②The automobile industry. Because composite materials have special vibration damping characteristics, they can reduce vibration and noise, have good fatigue resistance, are easy to repair after damage, and are easy to form as a whole, so they can be used to manufacture automobile bodies, stressed components, transmission shafts, engine mounts and their interiors member.
③Chemical, textile and machinery manufacturing fields. The composite material of carbon fiber with good corrosion resistance and resin matrix can be used to manufacture chemical equipment, textile machine, paper machine, copier, high-speed machine tool, precision instrument, etc.
④Medical field.
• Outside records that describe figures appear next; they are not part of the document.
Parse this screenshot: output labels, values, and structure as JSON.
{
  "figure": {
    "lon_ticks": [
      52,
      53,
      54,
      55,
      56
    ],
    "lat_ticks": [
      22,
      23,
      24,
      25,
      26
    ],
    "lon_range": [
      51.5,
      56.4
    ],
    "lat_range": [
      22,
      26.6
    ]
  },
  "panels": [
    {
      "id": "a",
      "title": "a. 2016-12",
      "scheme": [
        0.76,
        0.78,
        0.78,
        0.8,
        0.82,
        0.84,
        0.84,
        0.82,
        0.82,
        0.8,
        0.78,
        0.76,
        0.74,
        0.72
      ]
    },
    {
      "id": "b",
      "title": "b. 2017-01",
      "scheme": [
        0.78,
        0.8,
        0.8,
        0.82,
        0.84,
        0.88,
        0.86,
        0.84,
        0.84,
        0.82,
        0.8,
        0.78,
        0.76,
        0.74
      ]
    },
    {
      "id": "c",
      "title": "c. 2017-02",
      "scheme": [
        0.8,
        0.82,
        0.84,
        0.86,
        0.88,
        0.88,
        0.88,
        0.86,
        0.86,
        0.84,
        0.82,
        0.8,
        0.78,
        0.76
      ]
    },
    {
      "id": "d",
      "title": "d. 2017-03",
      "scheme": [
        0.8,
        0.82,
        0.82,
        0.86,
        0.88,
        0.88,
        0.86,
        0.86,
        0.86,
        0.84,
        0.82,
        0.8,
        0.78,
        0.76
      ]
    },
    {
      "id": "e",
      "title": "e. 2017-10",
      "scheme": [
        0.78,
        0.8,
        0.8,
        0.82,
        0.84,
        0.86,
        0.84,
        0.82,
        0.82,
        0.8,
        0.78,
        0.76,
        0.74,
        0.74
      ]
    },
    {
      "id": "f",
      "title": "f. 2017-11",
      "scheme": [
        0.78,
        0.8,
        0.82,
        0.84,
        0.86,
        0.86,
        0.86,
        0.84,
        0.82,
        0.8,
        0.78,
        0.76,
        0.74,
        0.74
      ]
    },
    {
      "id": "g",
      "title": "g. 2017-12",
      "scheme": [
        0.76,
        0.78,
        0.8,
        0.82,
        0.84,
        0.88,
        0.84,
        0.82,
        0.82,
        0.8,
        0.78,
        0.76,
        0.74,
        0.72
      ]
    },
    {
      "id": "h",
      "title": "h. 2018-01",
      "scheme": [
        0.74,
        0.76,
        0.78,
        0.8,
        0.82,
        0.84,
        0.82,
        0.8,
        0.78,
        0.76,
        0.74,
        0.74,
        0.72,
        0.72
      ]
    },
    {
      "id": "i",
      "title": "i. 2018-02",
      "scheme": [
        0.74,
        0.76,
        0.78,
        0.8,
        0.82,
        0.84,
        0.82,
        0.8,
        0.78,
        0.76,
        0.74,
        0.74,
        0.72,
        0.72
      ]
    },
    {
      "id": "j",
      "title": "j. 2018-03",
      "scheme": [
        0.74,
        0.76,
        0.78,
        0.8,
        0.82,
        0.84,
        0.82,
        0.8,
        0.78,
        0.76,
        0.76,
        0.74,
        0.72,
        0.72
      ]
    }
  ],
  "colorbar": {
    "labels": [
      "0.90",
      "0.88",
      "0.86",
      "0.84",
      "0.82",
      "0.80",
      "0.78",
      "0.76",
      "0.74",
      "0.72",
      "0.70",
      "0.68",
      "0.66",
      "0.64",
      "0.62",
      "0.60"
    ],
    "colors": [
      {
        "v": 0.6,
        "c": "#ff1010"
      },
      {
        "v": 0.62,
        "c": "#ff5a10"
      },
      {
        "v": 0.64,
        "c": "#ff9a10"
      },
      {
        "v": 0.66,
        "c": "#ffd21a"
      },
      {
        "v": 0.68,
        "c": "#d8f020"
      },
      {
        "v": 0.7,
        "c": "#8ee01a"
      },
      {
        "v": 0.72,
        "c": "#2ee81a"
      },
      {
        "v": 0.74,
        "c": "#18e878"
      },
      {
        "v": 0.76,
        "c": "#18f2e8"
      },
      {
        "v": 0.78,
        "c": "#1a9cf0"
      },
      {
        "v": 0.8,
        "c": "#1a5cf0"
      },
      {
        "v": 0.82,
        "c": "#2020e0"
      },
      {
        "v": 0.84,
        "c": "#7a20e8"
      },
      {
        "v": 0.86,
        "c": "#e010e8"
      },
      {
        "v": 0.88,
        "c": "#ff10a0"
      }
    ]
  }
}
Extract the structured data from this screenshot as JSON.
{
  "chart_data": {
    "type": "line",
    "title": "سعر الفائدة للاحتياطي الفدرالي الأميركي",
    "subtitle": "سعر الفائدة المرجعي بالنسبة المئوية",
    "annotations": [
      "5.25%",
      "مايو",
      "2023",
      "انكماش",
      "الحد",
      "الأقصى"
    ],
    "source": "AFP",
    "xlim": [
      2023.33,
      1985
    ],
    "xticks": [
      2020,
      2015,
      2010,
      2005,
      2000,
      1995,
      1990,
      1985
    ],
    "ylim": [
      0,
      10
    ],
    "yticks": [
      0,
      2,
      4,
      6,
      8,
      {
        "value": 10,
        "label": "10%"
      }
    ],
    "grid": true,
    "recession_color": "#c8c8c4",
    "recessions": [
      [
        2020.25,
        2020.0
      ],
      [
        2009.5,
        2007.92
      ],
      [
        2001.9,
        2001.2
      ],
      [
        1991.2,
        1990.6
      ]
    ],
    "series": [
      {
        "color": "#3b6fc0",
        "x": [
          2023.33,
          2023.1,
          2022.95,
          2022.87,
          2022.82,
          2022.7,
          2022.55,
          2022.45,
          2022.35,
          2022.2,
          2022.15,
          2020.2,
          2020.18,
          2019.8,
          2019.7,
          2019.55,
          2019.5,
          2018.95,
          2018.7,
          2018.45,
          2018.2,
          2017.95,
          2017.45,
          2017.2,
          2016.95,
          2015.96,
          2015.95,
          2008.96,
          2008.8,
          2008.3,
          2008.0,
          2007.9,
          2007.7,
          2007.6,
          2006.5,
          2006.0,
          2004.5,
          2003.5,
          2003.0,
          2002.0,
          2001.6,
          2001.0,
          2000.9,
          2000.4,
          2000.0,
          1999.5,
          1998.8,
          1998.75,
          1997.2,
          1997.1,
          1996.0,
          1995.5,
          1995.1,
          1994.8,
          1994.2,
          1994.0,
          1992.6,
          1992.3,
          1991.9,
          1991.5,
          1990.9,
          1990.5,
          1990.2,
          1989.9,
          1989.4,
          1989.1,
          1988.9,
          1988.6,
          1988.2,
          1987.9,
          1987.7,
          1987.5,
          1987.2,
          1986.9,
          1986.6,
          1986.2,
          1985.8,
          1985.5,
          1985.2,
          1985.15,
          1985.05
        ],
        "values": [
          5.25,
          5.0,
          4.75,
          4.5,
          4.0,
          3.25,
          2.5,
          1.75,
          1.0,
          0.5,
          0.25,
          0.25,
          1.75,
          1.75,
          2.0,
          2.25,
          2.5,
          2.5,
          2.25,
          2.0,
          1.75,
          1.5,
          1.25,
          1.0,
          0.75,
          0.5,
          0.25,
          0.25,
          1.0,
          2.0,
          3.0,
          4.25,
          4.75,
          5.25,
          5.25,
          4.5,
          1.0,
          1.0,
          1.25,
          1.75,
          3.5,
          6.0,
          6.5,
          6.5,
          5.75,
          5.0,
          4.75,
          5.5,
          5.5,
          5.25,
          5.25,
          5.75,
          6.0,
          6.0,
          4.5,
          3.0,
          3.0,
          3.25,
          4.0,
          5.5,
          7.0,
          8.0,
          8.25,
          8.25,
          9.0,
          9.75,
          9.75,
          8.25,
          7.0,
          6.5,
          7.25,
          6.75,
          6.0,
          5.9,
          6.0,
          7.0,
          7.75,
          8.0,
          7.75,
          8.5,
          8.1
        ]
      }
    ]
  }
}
Carbon fiber composite materials have excellent mechanical properties and non-X-ray absorption characteristics, and can be used to manufacture medical X-ray machines and orthopedic stents. Carbon fiber composite materials also have biological tissue compatibility and blood compatibility, and have good stability in biological environments. They are also used as biomedical materials. In addition, composite materials are also used in the manufacture of sports equipment and as building materials.